Columns are missing in BatchData with Trino datasource

Hi everyone,

Here im trying to do validation with Trino connection. However it seems that GX are not recognizing or missing the columns information from table, because column type expectations are returning:
“exception_message”: “Error: The column “marketing_id” in BatchData does not exist.”, which i can assure you it exists because i did validator.head() and the column “marketing_id” does exist.

image

On the other hand, table type expectations like ExpectRowTableToBeBetween is working well

This is my code:

def get_asset(self, **kwargs):
        context = GXContextSingleton.get_context() #ephemeral context
        connection_string = f"trino://{user}@{endpoint}:{port}/{catalog}/{schema}"
        try:
            datasource = context.data_sources.get(name='my_trino_datasource')
        except:
            connect_args={
                "http_scheme": 'https',
                "verify": False,
                "auth": BasicAuthentication(user, password)
            }
            datasource : SQLDatasource = context.data_sources.add_sql(
                name='my_trino_datasource',
                connection_string=connection_string,
                kwargs = {"connect_args": connect_args}
            )
        
        table_name = f"{schema}.{self.raw_table_name}"
        try:
            table_asset = datasource.get_asset(table_name)
        except Exception as e:
            print(str(e))
            table_asset = datasource.add_table_asset(
                name=table_name, 
                table_name=table_name
            )

        return table_asset
    
    def validate(self, table_asset: TableAsset, raw_table_name: str, stage: str):
        context = GXContextSingleton.get_context()
        suite = get_suite(table_name=raw_table_name, stage=stage)
        try:
            batch_request = table_asset.build_batch_request()
            validator = context.get_validator(batch_request=batch_request, expectation_suite=suite)
            print(validator.head())
            results = validator.validate()
            return results
        except Exception as e:
            print(str(e))

Here is the expectation builder:

context = GXContextSingleton.get_context()

    try:
        suite = context.suites.get('suite')
        if suite:
            suite.expectations.clear()
    except:
        suite = context.suites.add(gx.ExpectationSuite('suite'))

    suite.add_expectation(gx.expectations.ExpectTableRowCountToBeBetween(min_value=0, meta={"name": "row_count_expectation"}))
    suite.add_expectation(gx.expectations.ExpectTableColumnsToMatchSet(column_set=['created_at', 'updated_at', 'is_deleted', 'inserted_date'], meta={"name": "mandatory_column_expectation"}))
    suite.add_expectation(gx.expectations.ExpectColumnValuesToBeUnique(column=pk, meta={"name": "pk_unique_expectation"}))
    suite.add_expectation(gx.expectations.ExpectColumnValuesToNotBeNull(column=pk, meta={"name": "pk_not_null_expectation"}))

I also did validator.columns() and it returned a empty list

On the side note, I did have a problem with building the connection to Trino because it requires BasicAuthentication variable that is not JSON serializable and is blowing the GX yml file.
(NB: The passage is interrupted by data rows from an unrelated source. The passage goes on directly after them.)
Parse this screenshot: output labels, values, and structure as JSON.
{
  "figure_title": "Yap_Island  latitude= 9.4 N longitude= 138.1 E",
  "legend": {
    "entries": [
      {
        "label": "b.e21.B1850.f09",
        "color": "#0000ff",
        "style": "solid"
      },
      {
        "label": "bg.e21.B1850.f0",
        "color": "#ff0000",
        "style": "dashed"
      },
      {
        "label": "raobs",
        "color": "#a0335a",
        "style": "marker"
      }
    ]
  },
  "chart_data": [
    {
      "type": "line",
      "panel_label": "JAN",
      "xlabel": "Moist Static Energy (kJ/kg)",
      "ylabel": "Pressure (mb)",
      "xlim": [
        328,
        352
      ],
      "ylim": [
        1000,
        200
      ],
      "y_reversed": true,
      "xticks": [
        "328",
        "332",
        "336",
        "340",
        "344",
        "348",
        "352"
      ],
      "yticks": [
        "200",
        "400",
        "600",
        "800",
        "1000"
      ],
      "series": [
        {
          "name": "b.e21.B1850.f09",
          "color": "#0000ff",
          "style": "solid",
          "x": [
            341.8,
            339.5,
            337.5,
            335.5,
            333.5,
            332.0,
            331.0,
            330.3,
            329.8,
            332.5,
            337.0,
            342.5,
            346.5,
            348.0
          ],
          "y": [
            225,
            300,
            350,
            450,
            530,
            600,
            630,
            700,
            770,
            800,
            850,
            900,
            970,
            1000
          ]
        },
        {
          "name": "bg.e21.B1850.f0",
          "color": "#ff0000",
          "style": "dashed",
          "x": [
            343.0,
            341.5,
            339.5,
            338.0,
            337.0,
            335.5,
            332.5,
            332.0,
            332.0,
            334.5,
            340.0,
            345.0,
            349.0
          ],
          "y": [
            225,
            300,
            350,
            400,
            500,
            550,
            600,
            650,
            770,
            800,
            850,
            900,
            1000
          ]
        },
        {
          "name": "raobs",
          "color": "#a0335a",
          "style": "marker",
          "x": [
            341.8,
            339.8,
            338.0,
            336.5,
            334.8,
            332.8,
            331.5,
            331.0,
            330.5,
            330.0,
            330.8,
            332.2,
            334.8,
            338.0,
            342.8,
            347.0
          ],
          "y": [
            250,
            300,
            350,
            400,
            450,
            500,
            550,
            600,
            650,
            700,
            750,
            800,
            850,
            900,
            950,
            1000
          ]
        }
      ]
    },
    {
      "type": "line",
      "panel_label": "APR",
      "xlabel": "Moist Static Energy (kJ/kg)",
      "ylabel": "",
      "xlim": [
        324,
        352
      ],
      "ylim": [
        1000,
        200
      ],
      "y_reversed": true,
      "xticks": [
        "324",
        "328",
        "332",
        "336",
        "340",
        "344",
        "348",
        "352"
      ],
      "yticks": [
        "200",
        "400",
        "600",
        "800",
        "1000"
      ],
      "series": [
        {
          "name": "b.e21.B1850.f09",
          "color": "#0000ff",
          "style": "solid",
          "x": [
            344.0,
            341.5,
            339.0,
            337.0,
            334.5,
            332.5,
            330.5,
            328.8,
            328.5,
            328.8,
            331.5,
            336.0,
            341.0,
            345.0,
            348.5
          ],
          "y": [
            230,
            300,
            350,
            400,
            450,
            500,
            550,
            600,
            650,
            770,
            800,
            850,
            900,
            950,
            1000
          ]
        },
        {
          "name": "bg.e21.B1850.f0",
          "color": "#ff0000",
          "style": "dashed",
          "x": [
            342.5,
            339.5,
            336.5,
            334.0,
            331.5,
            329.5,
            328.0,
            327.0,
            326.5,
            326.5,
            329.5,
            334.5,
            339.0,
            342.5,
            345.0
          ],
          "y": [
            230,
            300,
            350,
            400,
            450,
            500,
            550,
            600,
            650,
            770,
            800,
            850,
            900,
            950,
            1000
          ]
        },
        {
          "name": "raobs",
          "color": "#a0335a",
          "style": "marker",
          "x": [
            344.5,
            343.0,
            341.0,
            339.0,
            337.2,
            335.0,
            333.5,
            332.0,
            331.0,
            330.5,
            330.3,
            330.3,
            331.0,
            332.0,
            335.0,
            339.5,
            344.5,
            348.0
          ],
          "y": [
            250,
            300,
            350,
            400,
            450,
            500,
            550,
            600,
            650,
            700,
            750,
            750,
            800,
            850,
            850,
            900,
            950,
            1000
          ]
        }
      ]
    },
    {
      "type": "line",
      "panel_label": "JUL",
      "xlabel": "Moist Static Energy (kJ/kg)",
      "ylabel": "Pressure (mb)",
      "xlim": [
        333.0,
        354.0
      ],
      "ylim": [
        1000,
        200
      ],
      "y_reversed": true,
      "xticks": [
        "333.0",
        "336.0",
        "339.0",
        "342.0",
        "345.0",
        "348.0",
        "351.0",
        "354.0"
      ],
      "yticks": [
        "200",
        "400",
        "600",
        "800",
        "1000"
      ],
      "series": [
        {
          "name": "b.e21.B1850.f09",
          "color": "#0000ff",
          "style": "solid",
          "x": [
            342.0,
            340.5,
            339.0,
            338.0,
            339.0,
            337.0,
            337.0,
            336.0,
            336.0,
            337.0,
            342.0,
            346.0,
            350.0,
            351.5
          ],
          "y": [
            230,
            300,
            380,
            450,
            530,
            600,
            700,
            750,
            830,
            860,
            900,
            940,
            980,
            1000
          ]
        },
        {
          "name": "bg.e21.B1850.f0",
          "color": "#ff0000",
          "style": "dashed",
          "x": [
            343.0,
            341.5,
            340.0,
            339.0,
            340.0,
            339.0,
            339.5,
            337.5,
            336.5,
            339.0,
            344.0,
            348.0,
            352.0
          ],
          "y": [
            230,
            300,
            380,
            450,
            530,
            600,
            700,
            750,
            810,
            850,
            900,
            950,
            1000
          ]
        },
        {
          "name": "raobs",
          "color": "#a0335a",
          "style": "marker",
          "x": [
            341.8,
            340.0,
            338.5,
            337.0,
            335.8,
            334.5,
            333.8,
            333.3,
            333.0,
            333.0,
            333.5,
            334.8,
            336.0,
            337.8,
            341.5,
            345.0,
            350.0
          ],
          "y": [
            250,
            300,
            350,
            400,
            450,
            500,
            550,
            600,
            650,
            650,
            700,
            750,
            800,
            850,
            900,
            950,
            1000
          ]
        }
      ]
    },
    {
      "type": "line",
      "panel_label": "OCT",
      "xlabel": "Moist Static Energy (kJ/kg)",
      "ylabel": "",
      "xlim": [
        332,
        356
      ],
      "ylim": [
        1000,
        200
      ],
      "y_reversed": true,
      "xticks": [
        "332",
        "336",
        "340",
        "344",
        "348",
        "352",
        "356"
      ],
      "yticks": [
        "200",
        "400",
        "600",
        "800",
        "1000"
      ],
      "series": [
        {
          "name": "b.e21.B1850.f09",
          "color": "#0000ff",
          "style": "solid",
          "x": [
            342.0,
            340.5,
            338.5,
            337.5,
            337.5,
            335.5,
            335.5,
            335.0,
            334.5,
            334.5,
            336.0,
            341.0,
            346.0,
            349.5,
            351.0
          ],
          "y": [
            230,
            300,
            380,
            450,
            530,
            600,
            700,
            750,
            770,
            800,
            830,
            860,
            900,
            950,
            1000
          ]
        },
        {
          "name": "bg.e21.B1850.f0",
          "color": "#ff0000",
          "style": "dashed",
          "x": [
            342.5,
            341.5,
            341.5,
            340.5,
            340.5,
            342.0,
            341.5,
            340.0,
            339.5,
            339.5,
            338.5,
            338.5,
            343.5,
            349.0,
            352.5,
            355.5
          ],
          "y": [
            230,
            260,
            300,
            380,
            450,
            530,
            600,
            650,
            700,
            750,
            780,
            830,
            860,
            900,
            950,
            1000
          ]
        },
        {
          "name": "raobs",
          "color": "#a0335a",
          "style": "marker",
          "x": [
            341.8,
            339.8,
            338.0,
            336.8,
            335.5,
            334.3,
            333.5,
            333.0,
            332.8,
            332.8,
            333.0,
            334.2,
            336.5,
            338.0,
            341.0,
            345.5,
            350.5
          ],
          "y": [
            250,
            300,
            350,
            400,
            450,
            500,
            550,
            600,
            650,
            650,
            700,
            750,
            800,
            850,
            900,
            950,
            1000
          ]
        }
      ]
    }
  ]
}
Hence why im running the code in ephemeral context because it does not need to serialize the BasicAuthentication into JSON. Im not sure if this is related to the issue

Am i missing something? Any help would be appreciated, Thanks!

Hi @Jace, I have some additional questions so we can try to repro the issue.

What version of GX Core are you using?
What type of catalog are you using for Trino?
What table format are you using for Trino?

Thanks!

the GX version is 1.6.3. I’m not sure about the catalog and format. The problem was solved by changing the table asset name. Previously in the code the table asset name was the same as the real table name in the database, maybe that somehow cause confusion or ambiguity.

anyway, thanks for the reply